The instructions will make more sense if you consider the possibility of an empty interval.
The "sum" of a single value n is n. The sum of no values is zero.
The "product" of a single value n is n. The product of no values is one.
A list of a single value n is [n] (n::nil). A list of no values is nil.
Currently, you're assuming that m ≤ n, and treating m = n as a special case that returns f m. Another approach is to treat m > n as the special case, returning v. Then, when m = n, your function will automatically return h v (f m), which is the same as (f m) (provided that v was selected properly for this h).

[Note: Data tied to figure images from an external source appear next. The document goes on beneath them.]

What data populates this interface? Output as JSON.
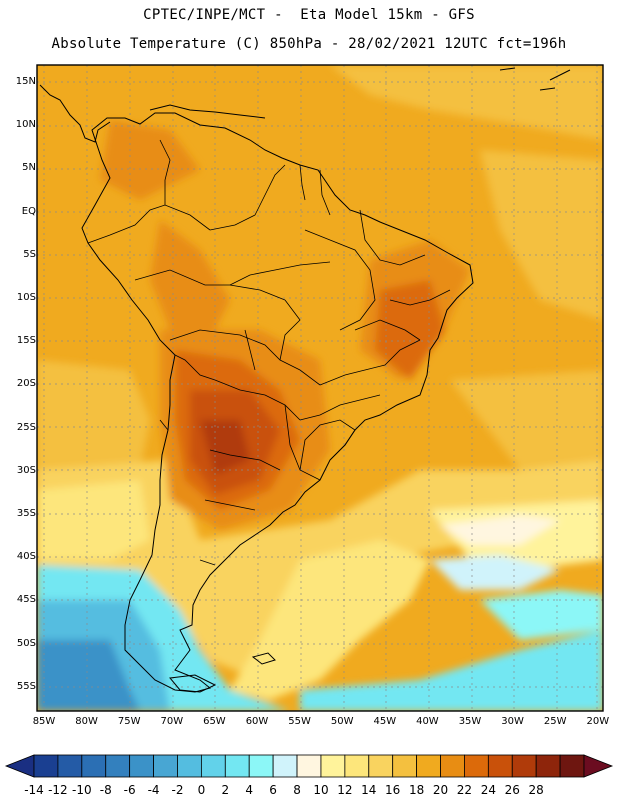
{
  "header": {
    "line1": "CPTEC/INPE/MCT -  Eta Model 15km - GFS",
    "line2": "Absolute Temperature (C) 850hPa - 28/02/2021 12UTC fct=196h"
  },
  "axes": {
    "lat_labels": [
      "15N",
      "10N",
      "5N",
      "EQ",
      "5S",
      "10S",
      "15S",
      "20S",
      "25S",
      "30S",
      "35S",
      "40S",
      "45S",
      "50S",
      "55S"
    ],
    "lon_labels": [
      "85W",
      "80W",
      "75W",
      "70W",
      "65W",
      "60W",
      "55W",
      "50W",
      "45W",
      "40W",
      "35W",
      "30W",
      "25W",
      "20W"
    ]
  },
  "colorbar": {
    "labels": [
      "-14",
      "-12",
      "-10",
      "-8",
      "-6",
      "-4",
      "-2",
      "0",
      "2",
      "4",
      "6",
      "8",
      "10",
      "12",
      "14",
      "16",
      "18",
      "20",
      "22",
      "24",
      "26",
      "28"
    ],
    "colors": [
      "#1a3f91",
      "#245ba6",
      "#2b6fb4",
      "#3380be",
      "#3b92c8",
      "#48a6d3",
      "#54bde0",
      "#62d2ea",
      "#73e7f2",
      "#8cf7f7",
      "#d0f3fb",
      "#fff6e0",
      "#fff39b",
      "#fde67b",
      "#f9d35f",
      "#f4c03f",
      "#f0aa1f",
      "#e88d13",
      "#dc6a0a",
      "#c9510a",
      "#b03b0a",
      "#8e250b",
      "#6e1610"
    ],
    "left_arrow": "#1a2f82",
    "right_arrow": "#6b0c20"
  }
}
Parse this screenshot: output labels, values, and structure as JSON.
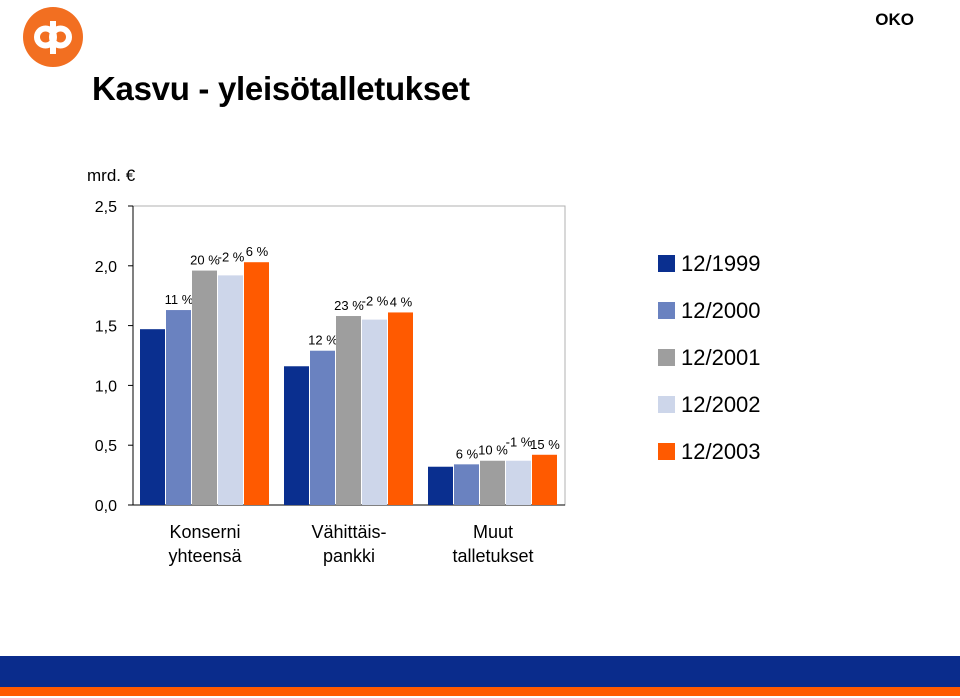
{
  "header": {
    "logo_name": "op-logo",
    "brand": "OKO",
    "title": "Kasvu - yleisötalletukset",
    "unit": "mrd. €"
  },
  "colors": {
    "logo": "#f26f21",
    "series": [
      "#0a2f8f",
      "#6a82c0",
      "#9e9e9e",
      "#cdd6ea",
      "#ff5a00"
    ],
    "footer_band": "#0a2c8c",
    "footer_line": "#ff5a00"
  },
  "chart_data": {
    "type": "bar",
    "categories": [
      "Konserni yhteensä",
      "Vähittäis-pankki",
      "Muut talletukset"
    ],
    "category_lines": [
      [
        "Konserni",
        "yhteensä"
      ],
      [
        "Vähittäis-",
        "pankki"
      ],
      [
        "Muut",
        "talletukset"
      ]
    ],
    "series": [
      {
        "name": "12/1999",
        "values": [
          1.47,
          1.16,
          0.32
        ],
        "labels": [
          "",
          "",
          ""
        ]
      },
      {
        "name": "12/2000",
        "values": [
          1.63,
          1.29,
          0.34
        ],
        "labels": [
          "11 %",
          "12 %",
          "6 %"
        ]
      },
      {
        "name": "12/2001",
        "values": [
          1.96,
          1.58,
          0.37
        ],
        "labels": [
          "20 %",
          "23 %",
          "10 %"
        ]
      },
      {
        "name": "12/2002",
        "values": [
          1.92,
          1.55,
          0.37
        ],
        "labels": [
          "-2 %",
          "-2 %",
          "-1 %"
        ]
      },
      {
        "name": "12/2003",
        "values": [
          2.03,
          1.61,
          0.42
        ],
        "labels": [
          "6 %",
          "4 %",
          "15 %"
        ]
      }
    ],
    "yticks": [
      "0,0",
      "0,5",
      "1,0",
      "1,5",
      "2,0",
      "2,5"
    ],
    "ylim": [
      0,
      2.5
    ],
    "ylabel": "mrd. €",
    "grid": false,
    "legend_position": "right"
  }
}
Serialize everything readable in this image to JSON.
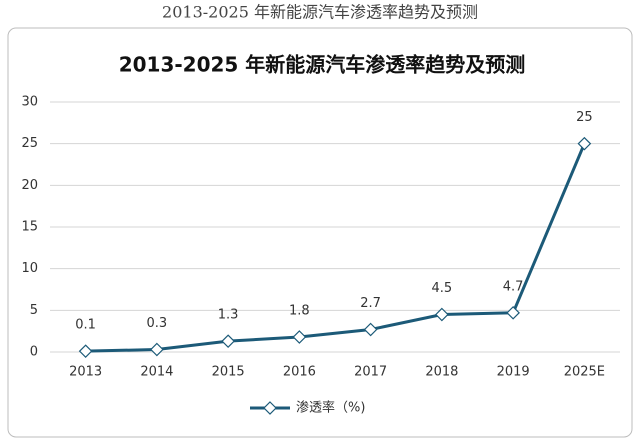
{
  "caption": "2013-2025 年新能源汽车渗透率趋势及预测",
  "chart_data": {
    "type": "line",
    "title": "2013-2025 年新能源汽车渗透率趋势及预测",
    "categories": [
      "2013",
      "2014",
      "2015",
      "2016",
      "2017",
      "2018",
      "2019",
      "2025E"
    ],
    "series": [
      {
        "name": "渗透率（%)",
        "color": "#1c5a78",
        "values": [
          0.1,
          0.3,
          1.3,
          1.8,
          2.7,
          4.5,
          4.7,
          25
        ]
      }
    ],
    "ylim": [
      0,
      30
    ],
    "yticks": [
      0,
      5,
      10,
      15,
      20,
      25,
      30
    ],
    "grid": true,
    "legend": "bottom"
  }
}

To be honest, though, I think the v-less approach is fine when the function's arguments specify an interval of the form [m,n], since there's no logical reason that such a function would support an empty interval. (I mean, [m,m−1] isn't so much "the empty interval" as it is "obvious error".) The v-ful approach is chiefly useful when the function's arguments specify a list or set of elements in some way that really could conceivably be empty, e.g. as an 'a list.